Мартин проглотил резкие слова, вертевшиеся у него на языке. Его отрешенный взгляд был прикован к клочку бумаги, побольше остальных, на котором были перечислены дом, земли, деньги – все его наследство! Теперь все это принадлежало Бретту Уэстбруку. Вне всяких сомнений, он должен это вернуть. Но как? Вариен мучительно искал ответ.
Мартин окинул взглядом остальных игроков, отчаянно пытаясь найти выход, но те уже давно забросили игру и разбрелись по комнате. Эдвард Ханглсби спал в кресле, не подавая никаких признаков жизни. Питер Федерс, который был слишком пьян, чтобы осознавать, что ему грозит смерть от удушья, лежал в другом кресле, свесив голову через подлокотник. Барнаби Радж растянулся на диване, наполовину свесившись с него, и храпел, втягивая в себя воздух с невообразимым свистом, который действовал на расшатанные до предела нервы Мартина. Маленький спаниель, примостившийся на засаленном коврике под стулом Вариена, поменял позу и затих.
Мартин снова уставился на своего противника сквозь прикрытые веки. Равнодушно встретив его испытующий взгляд, Бретт откинулся на спинку стула и посмотрел на Мартина в ответ с несокрушимым хладнокровием. Он уже давно потерял интерес к этой бесконечной игре, но его смоляные глаза по-прежнему подмечали каждую мелочь, а голова оставалась ясной.
Мартин несколько раз судорожно сглотнул, отчего мышцы вокруг его рта напряглись.
– Нет, – наконец со свистом вымолвил он. – Не сегодня.
– У меня сложилось иное мнение, – ледяным тоном, не терпящим возражений, заявил Бретт. Он почувствовал опасную вспышку раздражения. Уэстбрук был гордым человеком, он даже своим близким друзьям почти никогда не позволял разговаривать с собой так, как это только что сделал Мартин. – В чем ты нуждался, так это в хороших картах и удаче. Но у тебя не оказалось ни того, ни другого.
– Полагаю, ты согласишься подождать дольше положенных двух недель? – спросил Мартин, пытаясь выиграть время и оттянуть час расплаты. – За две недели мне не управиться со всеми делами.
Он залпом осушил бренди, остававшийся в бокале, затем огляделся по сторонам в поисках добавки. Не найдя ничего, кроме пустых бутылок, Мартин понял, что придется звать Неда. Он сомневался, что сможет подняться со стула, но яростным усилием воли заставил себя собраться и пересечь комнату. Пусть он в стельку пьян, но гордость не позволяла ему споткнуться на глазах у Бретта.

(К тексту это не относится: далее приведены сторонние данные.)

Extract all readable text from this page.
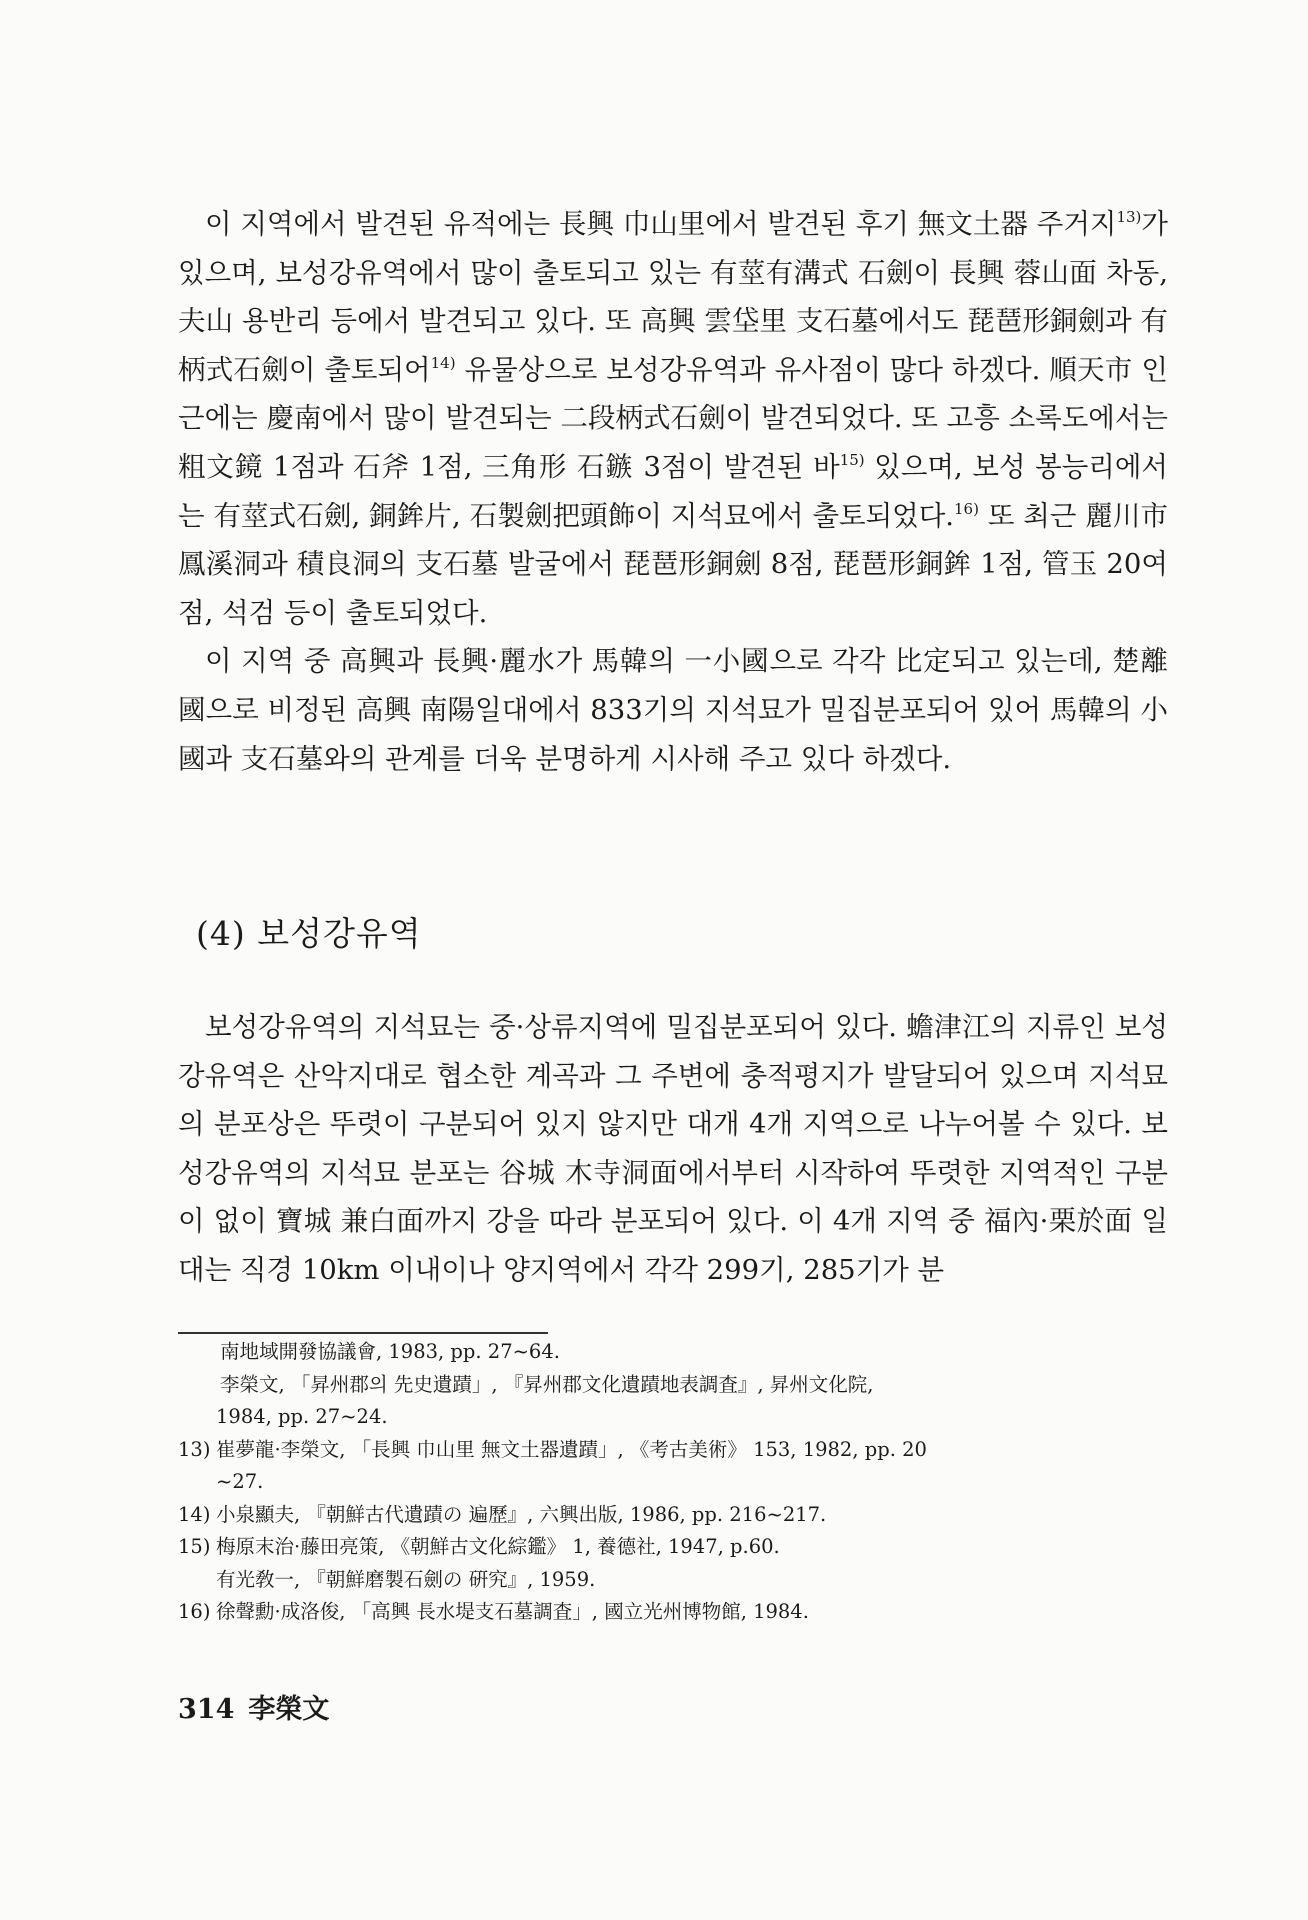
이 지역에서 발견된 유적에는 長興 巾山里에서 발견된 후기 無文土器 주거지$^{13)}$가 있으며, 보성강유역에서 많이 출토되고 있는 有莖有溝式 石劍이 長興 蓉山面 차동, 夫山 용반리 등에서 발견되고 있다. 또 高興 雲垈里 支石墓에서도 琵琶形銅劍과 有柄式石劍이 출토되어$^{14)}$ 유물상으로 보성강유역과 유사점이 많다 하겠다. 順天市 인근에는 慶南에서 많이 발견되는 二段柄式石劍이 발견되었다. 또 고흥 소록도에서는 粗文鏡 1점과 石斧 1점, 三角形 石鏃 3점이 발견된 바$^{15)}$ 있으며, 보성 봉능리에서는 有莖式石劍, 銅鉾片, 石製劍把頭飾이 지석묘에서 출토되었다.$^{16)}$ 또 최근 麗川市 鳳溪洞과 積良洞의 支石墓 발굴에서 琵琶形銅劍 8점, 琵琶形銅鉾 1점, 管玉 20여 점, 석검 등이 출토되었다.

이 지역 중 高興과 長興·麗水가 馬韓의 一小國으로 각각 比定되고 있는데, 楚離國으로 비정된 高興 南陽일대에서 833기의 지석묘가 밀집분포되어 있어 馬韓의 小國과 支石墓와의 관계를 더욱 분명하게 시사해 주고 있다 하겠다.

(4) 보성강유역

보성강유역의 지석묘는 중·상류지역에 밀집분포되어 있다. 蟾津江의 지류인 보성강유역은 산악지대로 협소한 계곡과 그 주변에 충적평지가 발달되어 있으며 지석묘의 분포상은 뚜렷이 구분되어 있지 않지만 대개 4개 지역으로 나누어볼 수 있다. 보성강유역의 지석묘 분포는 谷城 木寺洞面에서부터 시작하여 뚜렷한 지역적인 구분이 없이 寶城 兼白面까지 강을 따라 분포되어 있다. 이 4개 지역 중 福內·栗於面 일대는 직경 10km 이내이나 양지역에서 각각 299기, 285기가 분

南地域開發協議會, 1983, pp. 27~64.
李榮文, 「昇州郡의 先史遺蹟」, 『昇州郡文化遺蹟地表調査』, 昇州文化院,
1984, pp. 27~24.
13) 崔夢龍·李榮文, 「長興 巾山里 無文土器遺蹟」, 《考古美術》 153, 1982, pp. 20
~27.
14) 小泉顯夫, 『朝鮮古代遺蹟の 遍歷』, 六興出版, 1986, pp. 216~217.
15) 梅原末治·藤田亮策, 《朝鮮古文化綜鑑》 1, 養德社, 1947, p.60.
有光敎一, 『朝鮮磨製石劍の 硏究』, 1959.
16) 徐聲勳·成洛俊, 「高興 長水堤支石墓調査」, 國立光州博物館, 1984.
314 李榮文
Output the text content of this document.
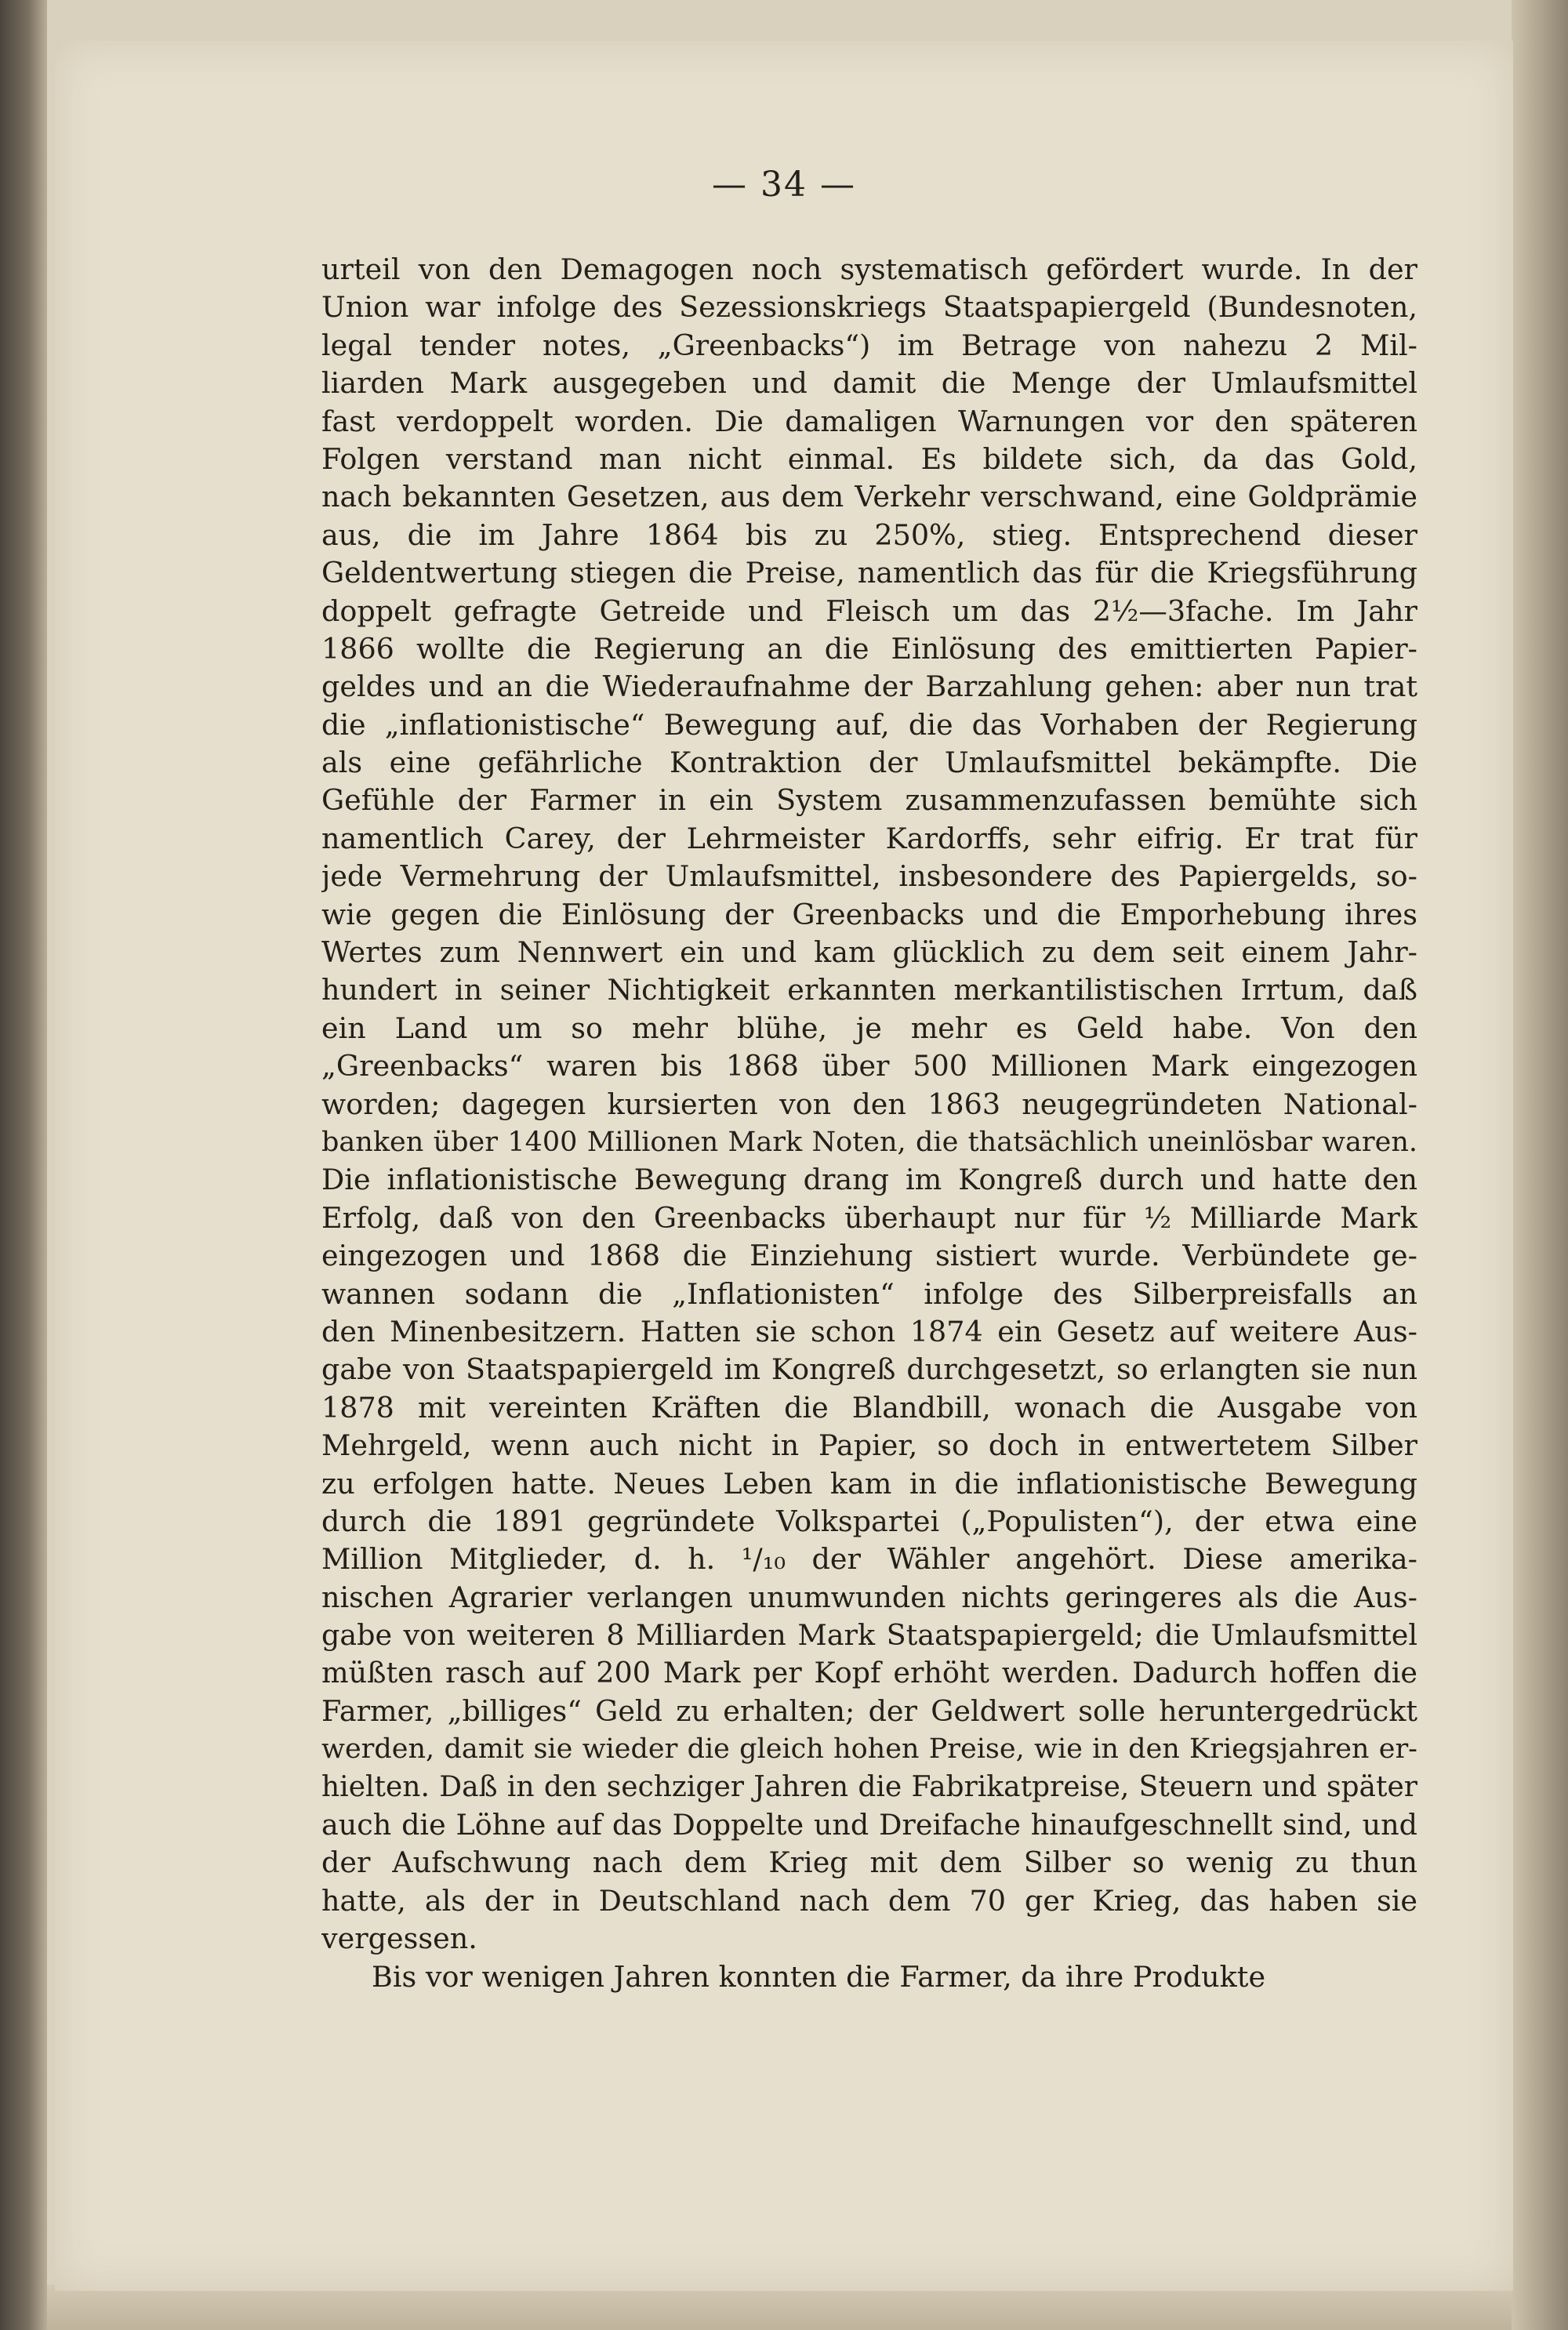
— 34 —
urteil von den Demagogen noch systematisch gefördert wurde. In der
Union war infolge des Sezessionskriegs Staatspapiergeld (Bundesnoten,
legal tender notes, „Greenbacks“) im Betrage von nahezu 2 Mil-
liarden Mark ausgegeben und damit die Menge der Umlaufsmittel
fast verdoppelt worden. Die damaligen Warnungen vor den späteren
Folgen verstand man nicht einmal. Es bildete sich, da das Gold,
nach bekannten Gesetzen, aus dem Verkehr verschwand, eine Goldprämie
aus, die im Jahre 1864 bis zu 250%, stieg. Entsprechend dieser
Geldentwertung stiegen die Preise, namentlich das für die Kriegsführung
doppelt gefragte Getreide und Fleisch um das 2½—3fache. Im Jahr
1866 wollte die Regierung an die Einlösung des emittierten Papier-
geldes und an die Wiederaufnahme der Barzahlung gehen: aber nun trat
die „inflationistische“ Bewegung auf, die das Vorhaben der Regierung
als eine gefährliche Kontraktion der Umlaufsmittel bekämpfte. Die
Gefühle der Farmer in ein System zusammenzufassen bemühte sich
namentlich Carey, der Lehrmeister Kardorffs, sehr eifrig. Er trat für
jede Vermehrung der Umlaufsmittel, insbesondere des Papiergelds, so-
wie gegen die Einlösung der Greenbacks und die Emporhebung ihres
Wertes zum Nennwert ein und kam glücklich zu dem seit einem Jahr-
hundert in seiner Nichtigkeit erkannten merkantilistischen Irrtum, daß
ein Land um so mehr blühe, je mehr es Geld habe. Von den
„Greenbacks“ waren bis 1868 über 500 Millionen Mark eingezogen
worden; dagegen kursierten von den 1863 neugegründeten National-
banken über 1400 Millionen Mark Noten, die thatsächlich uneinlösbar waren.
Die inflationistische Bewegung drang im Kongreß durch und hatte den
Erfolg, daß von den Greenbacks überhaupt nur für ½ Milliarde Mark
eingezogen und 1868 die Einziehung sistiert wurde. Verbündete ge-
wannen sodann die „Inflationisten“ infolge des Silberpreisfalls an
den Minenbesitzern. Hatten sie schon 1874 ein Gesetz auf weitere Aus-
gabe von Staatspapiergeld im Kongreß durchgesetzt, so erlangten sie nun
1878 mit vereinten Kräften die Blandbill, wonach die Ausgabe von
Mehrgeld, wenn auch nicht in Papier, so doch in entwertetem Silber
zu erfolgen hatte. Neues Leben kam in die inflationistische Bewegung
durch die 1891 gegründete Volkspartei („Populisten“), der etwa eine
Million Mitglieder, d. h. ¹/₁₀ der Wähler angehört. Diese amerika-
nischen Agrarier verlangen unumwunden nichts geringeres als die Aus-
gabe von weiteren 8 Milliarden Mark Staatspapiergeld; die Umlaufsmittel
müßten rasch auf 200 Mark per Kopf erhöht werden. Dadurch hoffen die
Farmer, „billiges“ Geld zu erhalten; der Geldwert solle heruntergedrückt
werden, damit sie wieder die gleich hohen Preise, wie in den Kriegsjahren er-
hielten. Daß in den sechziger Jahren die Fabrikatpreise, Steuern und später
auch die Löhne auf das Doppelte und Dreifache hinaufgeschnellt sind, und
der Aufschwung nach dem Krieg mit dem Silber so wenig zu thun
hatte, als der in Deutschland nach dem 70 ger Krieg, das haben sie
vergessen.
Bis vor wenigen Jahren konnten die Farmer, da ihre Produkte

Мартин резко дернул за шнурок звонка.
– Это точно поднимет старого подлеца с перины, – угрюмо заявил он, но Бретт не удосужился отреагировать на его замечание, и Мартин был вынужден повернуться к Барнаби Раджу, чтобы хоть на кого-то выплеснуть свою ярость. – Адвокатам требуется целая вечность, чтобы что-то сделать, а потом они напускают таинственность, прикрывая свою нерасторопность. Черт меня дернул пригласить этого кровопийцу! – прорычал он и злобно пнул Барнаби, так что тот проснулся и испуганно заорал, изрыгая проклятия и воя от боли.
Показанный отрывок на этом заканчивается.